Friday, July 29, 2011

Market Update Stocks Commods Forex

What is usually a calm time of the year, summer has turned out to be absolutely nuts. And we are just getting started I say. SPX index futures are testing 200dsma. There are a lot of players who buy on these tests. Today will be no different. Wait for a meaningful bounce to short. Why short? We just got preliminary Q2 and revised Q1 GDP, which has showed that we are starting to look like Japan of the last 20 years. Care to look at their stock market chart from 1990? Before you throw any stones at me, I am just reporting, do not shoot the messenger. So, many traders will let the SPX bounce into 1295, and will pull the short trigger. Do not short the QQQ, NQ, NDX please. AAPL, GOOG, PCLN, AMZN, and BIDU are going to muddy the waters for shorts there. If you want to do it selectively, short SOX.

Oil is sinking like a rock this morning. Absolutely no surprise. World economy is grinding down to a halt again. Watch 95, has been a support and will be bought temporarily. Should SPX break 200dsma, watch out below all the way to 90.

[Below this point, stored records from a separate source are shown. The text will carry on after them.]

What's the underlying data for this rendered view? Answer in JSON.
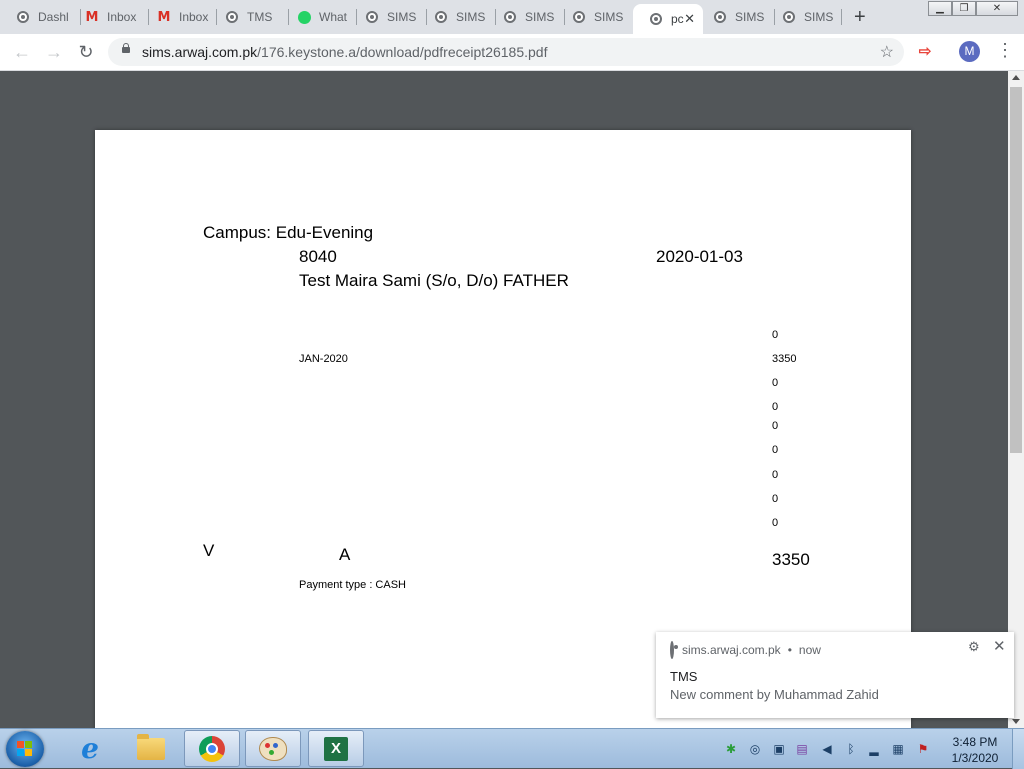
{
  "browser": {
    "tabs": [
      {
        "label": "Dashl",
        "icon": "chrome-favicon"
      },
      {
        "label": "Inbox",
        "icon": "gmail-icon"
      },
      {
        "label": "Inbox",
        "icon": "gmail-icon"
      },
      {
        "label": "TMS",
        "icon": "chrome-favicon"
      },
      {
        "label": "What",
        "icon": "whatsapp-icon"
      },
      {
        "label": "SIMS",
        "icon": "chrome-favicon"
      },
      {
        "label": "SIMS",
        "icon": "chrome-favicon"
      },
      {
        "label": "SIMS",
        "icon": "chrome-favicon"
      },
      {
        "label": "SIMS",
        "icon": "chrome-favicon"
      },
      {
        "label": "pc",
        "icon": "chrome-favicon",
        "active": true
      },
      {
        "label": "SIMS",
        "icon": "chrome-favicon"
      },
      {
        "label": "SIMS",
        "icon": "chrome-favicon"
      }
    ],
    "new_tab": "+",
    "url_host": "sims.arwaj.com.pk",
    "url_path": "/176.keystone.a/download/pdfreceipt26185.pdf",
    "avatar_initial": "M"
  },
  "receipt": {
    "campus": "Campus: Edu-Evening",
    "receipt_no": "8040",
    "date": "2020-01-03",
    "student": "Test Maira Sami (S/o, D/o) FATHER",
    "month": "JAN-2020",
    "amounts": [
      "0",
      "3350",
      "0",
      "0",
      "0",
      "0",
      "0",
      "0",
      "0"
    ],
    "mark_v": "V",
    "mark_a": "A",
    "total": "3350",
    "payment_type": "Payment type : CASH"
  },
  "notification": {
    "source": "sims.arwaj.com.pk",
    "separator": "•",
    "time": "now",
    "title": "TMS",
    "body": "New comment by Muhammad Zahid"
  },
  "taskbar": {
    "time": "3:48 PM",
    "date": "1/3/2020"
  },
  "colors": {
    "viewer_bg": "#525659",
    "accent_avatar": "#5b6bc0",
    "excel": "#1f7244",
    "taskbar": "#b9d1ea"
  }
}
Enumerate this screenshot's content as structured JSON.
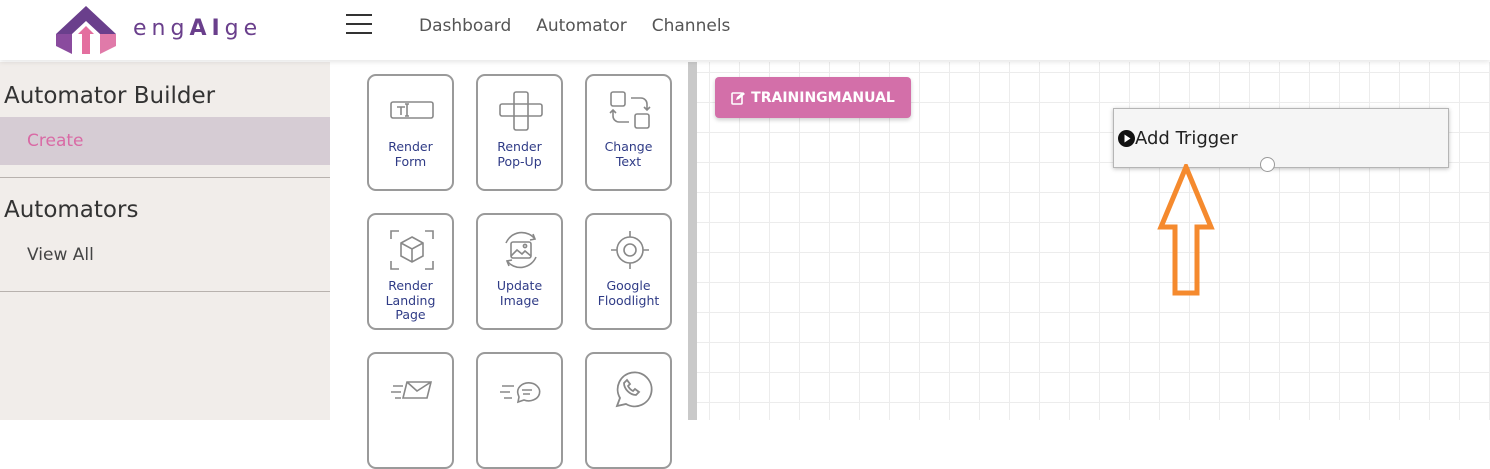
{
  "brand": {
    "name_prefix": "eng",
    "name_bold": "AI",
    "name_suffix": "ge",
    "logo_icon": "upload-arrow-logo"
  },
  "nav": {
    "items": [
      "Dashboard",
      "Automator",
      "Channels"
    ]
  },
  "sidebar": {
    "section1_title": "Automator Builder",
    "section1_item": "Create",
    "section2_title": "Automators",
    "section2_item": "View All"
  },
  "palette": {
    "tiles": [
      {
        "label": "Render\nForm",
        "icon": "text-field-icon"
      },
      {
        "label": "Render\nPop-Up",
        "icon": "popup-icon"
      },
      {
        "label": "Change\nText",
        "icon": "swap-icon"
      },
      {
        "label": "Render\nLanding\nPage",
        "icon": "cube-icon"
      },
      {
        "label": "Update\nImage",
        "icon": "image-refresh-icon"
      },
      {
        "label": "Google\nFloodlight",
        "icon": "target-icon"
      },
      {
        "label": "",
        "icon": "fast-email-icon"
      },
      {
        "label": "",
        "icon": "fast-chat-icon"
      },
      {
        "label": "",
        "icon": "whatsapp-icon"
      }
    ]
  },
  "canvas": {
    "button_label": "TRAININGMANUAL",
    "node_label": "Add Trigger"
  },
  "colors": {
    "accent_pink": "#d36fa9",
    "brand_purple": "#6a3f8c",
    "annotation_orange": "#f58a2e",
    "tile_text": "#2f3b86"
  }
}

Gold is now the only sure thing for traders to go to on the upside. This is a raging bull, and my next paragraph is going to show why. 1610 support has held and all-time highs are being poked as I type

Forex is totally screwed up. GDP report put out some mixed signals on where to go from here. CHF and JPY are hiding places and safety. CAD is getting demolished due to 100% correlation to risk, commodities, and US economy. EUR and GBP are all of a sudden up with US ugly spotlight brighter this morning, no deal in Washington, slower GDP - you peak the reason.
This goes on for not too long I say. Watch for Dollar safety to reemerge in 24-48 hours. As risk-off picks up the steam, DXY will turn around and will head MUCH higher. You heard it here first. Yes, gold and DXY up together. Sounds familiar?